The Golden Goodness
As we neared the city I flinched at the sight of every brick building on either side of me, certain that was probably the one. The terrible cancer building that was full of sick and dying people and the machines and needles and shelves of medicine that would try to keep us alive.
This is a line from my book*, though certainly not a pleasant one. I think of it every time we go to Kansas City, though, for another checkup, every time the first tall brick building appears. I was so scared of the buildings then, and I can't help remembering that feeling every time.
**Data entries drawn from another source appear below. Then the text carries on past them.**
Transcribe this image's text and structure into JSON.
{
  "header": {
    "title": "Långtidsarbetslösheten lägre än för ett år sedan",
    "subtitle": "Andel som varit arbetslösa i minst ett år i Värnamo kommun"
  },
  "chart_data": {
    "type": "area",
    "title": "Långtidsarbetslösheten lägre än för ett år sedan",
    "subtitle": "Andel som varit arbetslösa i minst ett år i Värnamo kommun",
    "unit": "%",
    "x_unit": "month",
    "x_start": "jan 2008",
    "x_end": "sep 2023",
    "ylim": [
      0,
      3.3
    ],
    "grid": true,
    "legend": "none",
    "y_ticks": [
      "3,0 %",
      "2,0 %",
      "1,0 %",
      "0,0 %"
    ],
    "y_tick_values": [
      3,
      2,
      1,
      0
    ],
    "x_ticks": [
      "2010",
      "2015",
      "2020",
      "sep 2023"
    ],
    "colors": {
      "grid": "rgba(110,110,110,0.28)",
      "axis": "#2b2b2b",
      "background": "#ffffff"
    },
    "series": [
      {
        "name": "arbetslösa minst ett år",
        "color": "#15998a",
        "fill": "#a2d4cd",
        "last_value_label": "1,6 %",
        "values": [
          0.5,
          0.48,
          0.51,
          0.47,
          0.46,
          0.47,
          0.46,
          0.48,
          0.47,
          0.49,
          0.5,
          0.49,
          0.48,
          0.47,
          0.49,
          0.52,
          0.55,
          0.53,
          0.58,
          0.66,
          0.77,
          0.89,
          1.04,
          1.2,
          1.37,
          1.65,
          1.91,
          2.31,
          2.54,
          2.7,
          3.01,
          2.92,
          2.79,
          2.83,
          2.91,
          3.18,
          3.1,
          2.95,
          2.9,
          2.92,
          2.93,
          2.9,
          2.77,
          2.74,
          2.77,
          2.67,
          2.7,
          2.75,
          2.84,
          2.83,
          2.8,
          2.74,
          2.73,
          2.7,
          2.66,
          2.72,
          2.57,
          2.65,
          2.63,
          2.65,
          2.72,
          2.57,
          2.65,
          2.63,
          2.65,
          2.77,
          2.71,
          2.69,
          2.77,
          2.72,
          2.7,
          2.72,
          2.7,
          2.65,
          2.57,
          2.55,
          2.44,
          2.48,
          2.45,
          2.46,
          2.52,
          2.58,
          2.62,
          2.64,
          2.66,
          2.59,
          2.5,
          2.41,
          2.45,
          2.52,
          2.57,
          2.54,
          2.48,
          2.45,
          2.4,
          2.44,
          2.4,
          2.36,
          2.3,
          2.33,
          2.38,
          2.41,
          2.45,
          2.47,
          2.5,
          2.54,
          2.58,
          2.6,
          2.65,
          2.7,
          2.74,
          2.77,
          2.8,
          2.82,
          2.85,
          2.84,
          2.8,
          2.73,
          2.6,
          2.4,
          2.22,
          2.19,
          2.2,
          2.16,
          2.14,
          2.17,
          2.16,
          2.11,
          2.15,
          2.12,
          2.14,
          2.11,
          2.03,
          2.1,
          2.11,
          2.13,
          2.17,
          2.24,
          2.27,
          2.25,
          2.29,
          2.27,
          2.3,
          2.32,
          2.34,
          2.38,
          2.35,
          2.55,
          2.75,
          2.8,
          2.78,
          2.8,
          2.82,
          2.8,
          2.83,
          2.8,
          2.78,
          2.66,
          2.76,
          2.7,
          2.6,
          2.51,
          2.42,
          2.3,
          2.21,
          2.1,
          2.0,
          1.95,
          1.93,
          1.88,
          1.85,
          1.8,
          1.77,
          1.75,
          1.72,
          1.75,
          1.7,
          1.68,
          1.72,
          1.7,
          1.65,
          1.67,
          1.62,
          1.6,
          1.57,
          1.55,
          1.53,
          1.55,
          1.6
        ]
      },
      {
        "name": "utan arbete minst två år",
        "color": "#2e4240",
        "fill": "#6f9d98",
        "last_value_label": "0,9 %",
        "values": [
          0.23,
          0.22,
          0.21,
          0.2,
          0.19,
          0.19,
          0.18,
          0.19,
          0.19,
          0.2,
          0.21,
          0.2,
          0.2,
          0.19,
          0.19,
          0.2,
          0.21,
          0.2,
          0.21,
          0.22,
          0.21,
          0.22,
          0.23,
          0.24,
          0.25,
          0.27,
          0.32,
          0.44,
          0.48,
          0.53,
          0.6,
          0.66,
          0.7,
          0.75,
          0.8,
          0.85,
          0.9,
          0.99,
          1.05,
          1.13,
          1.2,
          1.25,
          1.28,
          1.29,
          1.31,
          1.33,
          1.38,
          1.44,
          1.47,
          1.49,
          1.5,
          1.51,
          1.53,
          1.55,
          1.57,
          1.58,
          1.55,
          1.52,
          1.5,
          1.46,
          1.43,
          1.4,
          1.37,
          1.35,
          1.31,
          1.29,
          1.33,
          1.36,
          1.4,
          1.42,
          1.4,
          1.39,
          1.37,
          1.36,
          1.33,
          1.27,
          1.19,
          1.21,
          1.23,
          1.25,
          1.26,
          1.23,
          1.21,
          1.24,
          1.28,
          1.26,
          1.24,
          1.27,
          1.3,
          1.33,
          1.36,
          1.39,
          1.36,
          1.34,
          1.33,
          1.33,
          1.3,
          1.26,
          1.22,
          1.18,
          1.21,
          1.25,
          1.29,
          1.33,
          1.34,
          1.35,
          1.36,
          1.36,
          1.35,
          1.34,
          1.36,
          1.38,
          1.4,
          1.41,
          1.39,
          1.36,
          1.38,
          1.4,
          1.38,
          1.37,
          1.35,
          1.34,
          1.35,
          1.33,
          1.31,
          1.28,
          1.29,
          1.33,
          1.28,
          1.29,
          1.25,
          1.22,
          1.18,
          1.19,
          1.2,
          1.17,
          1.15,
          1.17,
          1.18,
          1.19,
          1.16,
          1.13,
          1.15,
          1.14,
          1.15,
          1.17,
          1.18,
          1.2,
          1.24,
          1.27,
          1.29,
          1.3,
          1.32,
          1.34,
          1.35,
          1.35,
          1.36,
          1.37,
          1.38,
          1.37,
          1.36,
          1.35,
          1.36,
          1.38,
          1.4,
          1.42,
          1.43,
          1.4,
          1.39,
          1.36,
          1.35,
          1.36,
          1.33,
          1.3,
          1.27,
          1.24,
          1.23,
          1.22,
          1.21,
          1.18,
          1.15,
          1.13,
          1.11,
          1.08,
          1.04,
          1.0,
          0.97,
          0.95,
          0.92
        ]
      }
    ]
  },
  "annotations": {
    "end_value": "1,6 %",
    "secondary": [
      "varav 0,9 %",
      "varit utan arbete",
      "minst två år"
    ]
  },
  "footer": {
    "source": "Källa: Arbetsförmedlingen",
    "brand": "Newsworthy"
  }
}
Still, in the words of Monica Gellar, I'm growing up. Because this current scare doesn't scare me any more than the proper amount, and I don't have trouble soaking up life in between. The new small nodules in my lung appear to have grown since July, and we're going to get a biopsy and hopefully find they are nothing more than the little abnormalities we all can get at any time just from breathing in. The chances are much better for that than for cancer. Much, much better.
When I heard the spots seemed to have grown, I took time just to take it in and be completely and totally bummed out. I heartily embody the poetry that courage is not the absence of fear. I am afraid. I'm afraid of the biopsy and of its potential complications. I'm afraid of the results and definitely, definitely afraid of hearing the word cancer again.
But during those several moments similar to but not quite the depths of despair, I knew they wouldn't last forever. I never doubted it. Because although I'd certainly been in the fear before, there were other moments - wonderful ones, peaceful and hopeful and literally spoiled by the support that comes from those who love us - and I can remember so many more of those than the other. Tonight I read all about it in the last chapter of the book I'm reading to my children.
And the memory of that moment stayed with them always, so that as long as they both lived, if ever they were sad or afraid or angry, the thought of all that golden goodness, and the feeling that it was still there, quite close, just round some corner or just behind some door, would come back and make them sure, deep down inside, that all was well.
*Some of my readers may not know I was diagnosed with synovial cell sarcoma (a kind of cancer) in 2005, and I wrote about that experience in a memoir not yet published. I was called cancer-free this July, but the lung scan that month showed these two small spots we'll be checking out now.